The present invention relates in general to data processing systems, and in particular, to the execution of load and store instructions in a processor.
In order to increase the operating speed of microprocessors, architectures have been designed and implemented that allow for the out-of-order execution of instructions within the microprocessor. An advantage of out-of-order execution of instructions is that it allows load miss latencies to be hidden while useful work is being performed. However, traditionally, load and store instructions have not been executed out of order because of the very nature of their purpose. For example, if a store instruction is scheduled to be executed in program order prior to a load instruction, but the processor executes these two instructions out of order so that the load instruction is executed prior to the store instruction, and these two instructions are referring to the same memory space, there is a likelihood that the load instruction will load incorrect, or old, data since the store instruction was not permitted to complete prior to the load instruction.
The above referenced patent applications implement various techniques within a load/store unit for increasing the throughput of instructions through the unit. Within the load/store unit, effective addresses are calculated and utilized. Problems can occur within the load/store unit as a result of effective address (EA) aliasing. EA aliasing is when different EAs point to the same real address (RA). Since the L1 (level 1 or primary) cache is EA addressed (EA 50:51 are not equal to RA 5051), two effective addresses, EA1 and EA2 cannot both be in the cache at the same time. Therefore, what is needed in the art is a technique for dealing with such EA aliasing.

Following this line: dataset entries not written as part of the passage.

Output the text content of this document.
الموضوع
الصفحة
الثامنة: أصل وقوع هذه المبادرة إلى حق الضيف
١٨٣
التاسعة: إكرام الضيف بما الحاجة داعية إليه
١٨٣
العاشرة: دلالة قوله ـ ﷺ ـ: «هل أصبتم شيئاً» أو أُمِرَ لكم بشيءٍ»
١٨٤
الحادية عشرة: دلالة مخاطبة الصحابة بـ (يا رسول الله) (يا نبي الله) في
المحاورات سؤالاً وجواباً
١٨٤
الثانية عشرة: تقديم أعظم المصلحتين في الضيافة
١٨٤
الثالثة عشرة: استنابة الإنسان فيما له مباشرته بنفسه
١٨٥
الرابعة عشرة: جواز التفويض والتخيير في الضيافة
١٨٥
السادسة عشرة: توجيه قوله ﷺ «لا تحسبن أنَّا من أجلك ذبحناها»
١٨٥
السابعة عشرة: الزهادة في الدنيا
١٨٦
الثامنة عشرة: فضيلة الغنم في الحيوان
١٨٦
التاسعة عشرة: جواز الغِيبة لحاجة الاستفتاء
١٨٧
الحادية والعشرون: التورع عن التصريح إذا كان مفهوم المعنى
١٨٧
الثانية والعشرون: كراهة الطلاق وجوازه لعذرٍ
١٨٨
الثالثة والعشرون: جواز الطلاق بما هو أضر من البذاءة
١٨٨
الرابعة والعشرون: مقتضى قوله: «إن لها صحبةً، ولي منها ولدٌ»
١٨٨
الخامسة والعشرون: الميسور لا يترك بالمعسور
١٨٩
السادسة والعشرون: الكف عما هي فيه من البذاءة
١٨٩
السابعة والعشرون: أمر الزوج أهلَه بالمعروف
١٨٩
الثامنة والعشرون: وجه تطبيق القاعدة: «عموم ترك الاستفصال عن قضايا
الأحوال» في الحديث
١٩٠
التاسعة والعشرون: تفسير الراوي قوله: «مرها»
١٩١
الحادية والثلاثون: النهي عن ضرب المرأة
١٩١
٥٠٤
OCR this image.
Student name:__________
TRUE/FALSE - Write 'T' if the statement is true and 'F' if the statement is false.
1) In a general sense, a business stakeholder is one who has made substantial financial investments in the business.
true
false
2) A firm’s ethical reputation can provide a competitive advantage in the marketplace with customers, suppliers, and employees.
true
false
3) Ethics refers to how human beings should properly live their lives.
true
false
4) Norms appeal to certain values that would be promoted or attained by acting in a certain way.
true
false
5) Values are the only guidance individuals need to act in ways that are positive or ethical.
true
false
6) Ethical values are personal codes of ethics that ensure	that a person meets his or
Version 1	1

The present invention addresses the foregoing problem by implementing an RA (real address) tag array. When a cache reload occurs, the RA tag array detects the EA alias and clears the cache of the first alias and reloads the cache at the second alias. On aliases, the data is moved by creating a cache miss and reloading from the L2 (level 2 or secondary) cache into the new alias and clearing the old alias. Essentially, the RA tag directory or array is used to handle the aliasing conflicts. The RA tag is also used for snoops. Since the L1 cache is inclusive, if a line is snooped out of the L2 cache, the corresponding line in the L1 cache must be invalidated. The occurrence of the cache line in the directories is found using the RA tag in the RA tag array.
The foregoing has outlined rather broadly the features and technical advantages of the present invention in order that the detailed description of the invention that follows may be better understood. Additional features and advantages of the invention will be described hereinafter which form the subject of the claims of the invention.